SP: Binding declarations do nothing to improve CETA

The binding declarations which the European Commission is seeking to formulate have no legal worth and will not help get rid of the problems of the Comprehensive Economic and Trade Agreement (CETA) between the EU and Canada, according to renowned Canadian lawyer Steven Shrybman of Goldblatt Partners. SP Euro-MP Anne-Marie Mineur argues that only a resumption of negotiations on the text of the treaty can make a real difference.

Mineur, who is spokeswoman on the issue, has been fighting against the treaty for years. “This treaty seems far more like the TTIP than either the European Commission or the Canadians would have us believe. The treaty clearly carries the stamp of the former Canadian Prime Minister, the Conservative Steven Harper.” Referring to the current, Liberal Party Prime Minister, she added that “Justin Trudeau can’t resolve this with a few binding declarations. The parties recognise implicitly that the treaty lacks cohesion. There is a fear that CETA could for example enforce privatisation, make possible the buying up of publicly-owned domestic water suppliers and offer US firms the chance to take European governments to court.”
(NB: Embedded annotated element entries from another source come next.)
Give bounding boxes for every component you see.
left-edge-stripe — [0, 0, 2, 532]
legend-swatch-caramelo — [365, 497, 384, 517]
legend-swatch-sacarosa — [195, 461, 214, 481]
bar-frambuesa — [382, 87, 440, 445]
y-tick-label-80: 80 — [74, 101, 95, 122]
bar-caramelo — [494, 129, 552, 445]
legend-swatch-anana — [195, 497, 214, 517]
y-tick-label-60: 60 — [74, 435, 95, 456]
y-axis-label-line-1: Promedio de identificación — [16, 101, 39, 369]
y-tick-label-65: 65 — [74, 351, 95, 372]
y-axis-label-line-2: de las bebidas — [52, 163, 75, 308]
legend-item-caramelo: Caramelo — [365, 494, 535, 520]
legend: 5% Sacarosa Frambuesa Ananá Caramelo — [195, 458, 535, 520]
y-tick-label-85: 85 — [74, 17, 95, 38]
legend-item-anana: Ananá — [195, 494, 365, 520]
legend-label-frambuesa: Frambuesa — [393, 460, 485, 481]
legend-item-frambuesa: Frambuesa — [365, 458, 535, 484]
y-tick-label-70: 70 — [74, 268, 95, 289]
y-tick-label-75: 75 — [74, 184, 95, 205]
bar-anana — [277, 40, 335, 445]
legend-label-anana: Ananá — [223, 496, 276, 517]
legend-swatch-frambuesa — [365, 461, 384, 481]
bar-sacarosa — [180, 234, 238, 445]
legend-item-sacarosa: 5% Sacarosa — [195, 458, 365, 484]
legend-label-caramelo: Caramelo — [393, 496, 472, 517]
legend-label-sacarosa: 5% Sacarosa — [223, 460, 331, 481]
On 6th October European trade negotiators will meet in an informal setting to talk about the approval of the controversial trade agreement with Canada. One of the subjects under discussion will be the binding declarations designed to remove doubts about the treaty. These declarations change nothing when it comes to the dangers included in the official text of the treaty, concludes Shrybman, who carried out his study on behalf of the Council of Canadians, an independent social organisation.